Het is bepaald niet de tijd van provocerende manifesten of van schuimbekkende dichters in Paradiso. Grote dichters als Lucebert, Komrij en Kopland zijn overleden. Dichters vliegen elkaar op dit moment ook niet in de haren. Het is eerder een kalme tijd in de Nederlandse poëzie. Maar het arsenaal aan Nederlandse dichters is wel rijk geschakeerd.

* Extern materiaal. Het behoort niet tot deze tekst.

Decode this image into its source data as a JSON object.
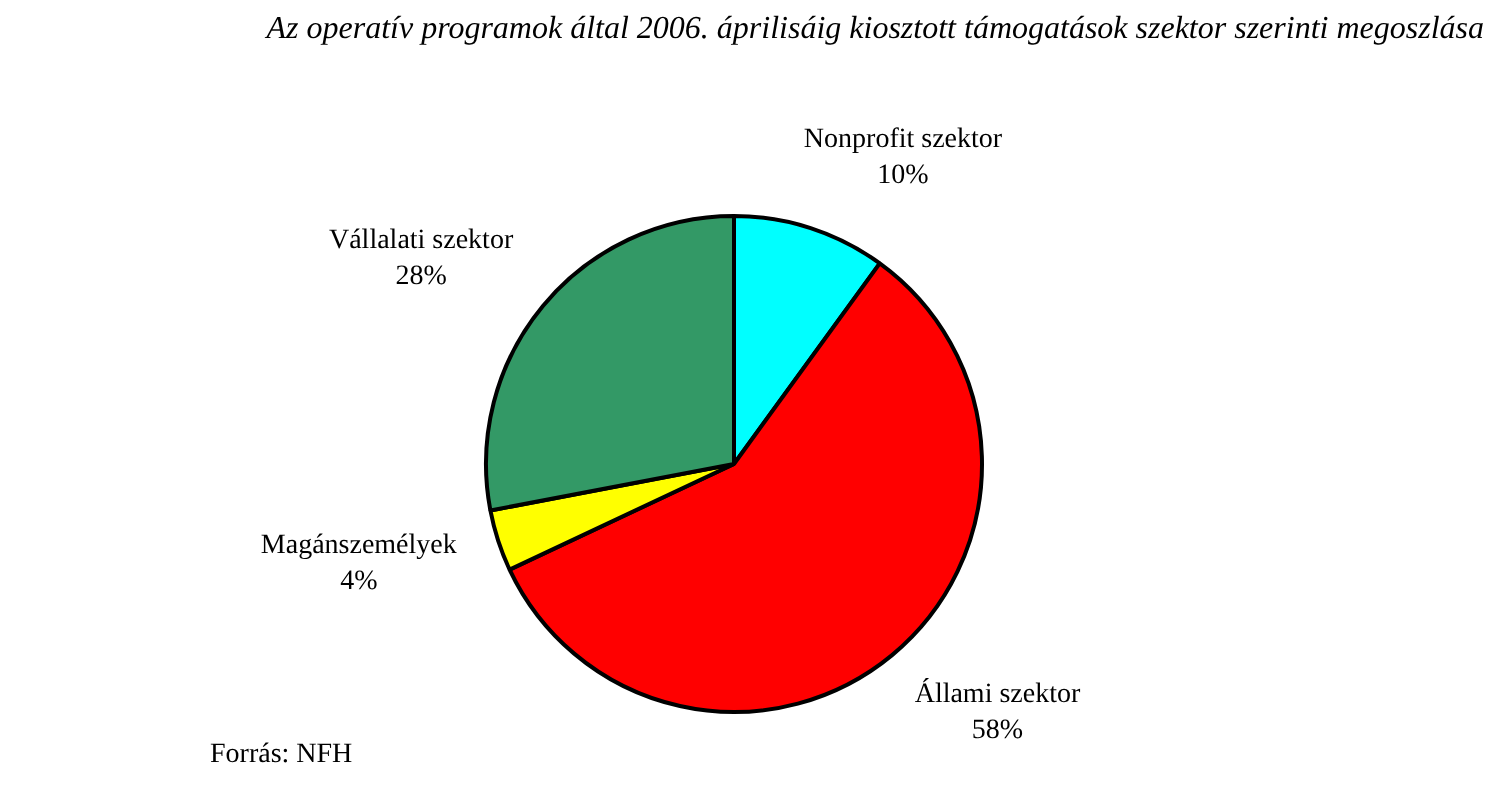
{
  "chart_data": {
    "type": "pie",
    "title": "Az operatív programok által 2006. áprilisáig kiosztott támogatások szektor szerinti megoszlása",
    "categories": [
      "Nonprofit szektor",
      "Állami szektor",
      "Magánszemélyek",
      "Vállalati szektor"
    ],
    "values": [
      10,
      58,
      4,
      28
    ],
    "colors": [
      "#00ffff",
      "#ff0000",
      "#ffff00",
      "#339966"
    ],
    "value_labels": [
      "10%",
      "58%",
      "4%",
      "28%"
    ],
    "legend": false,
    "annotations": [
      "Forrás: NFH"
    ]
  }
}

Er is ook een zekere vermaatschappelijking of zelfs vermarkting merkbaar. Sommigen brengen hun werk op internet of televisie, waar een bekend dichter en schrijver wekelijks zijn poëtisch-cabareteske commentaar levert op uitzendingen van DWDD. En dichter Ingmar Hytze roert zich vooral in de krant, waar hij van tijd tot tijd roept dat toegankelijke dichters met een publiek net zo belangrijk zijn als intellectuele poëten die zich terugtrekken op hun eigen woordakkertje dat door niemand begrepen wordt maar die wel alle eer krijgen en alle prijzen in de wacht slepen.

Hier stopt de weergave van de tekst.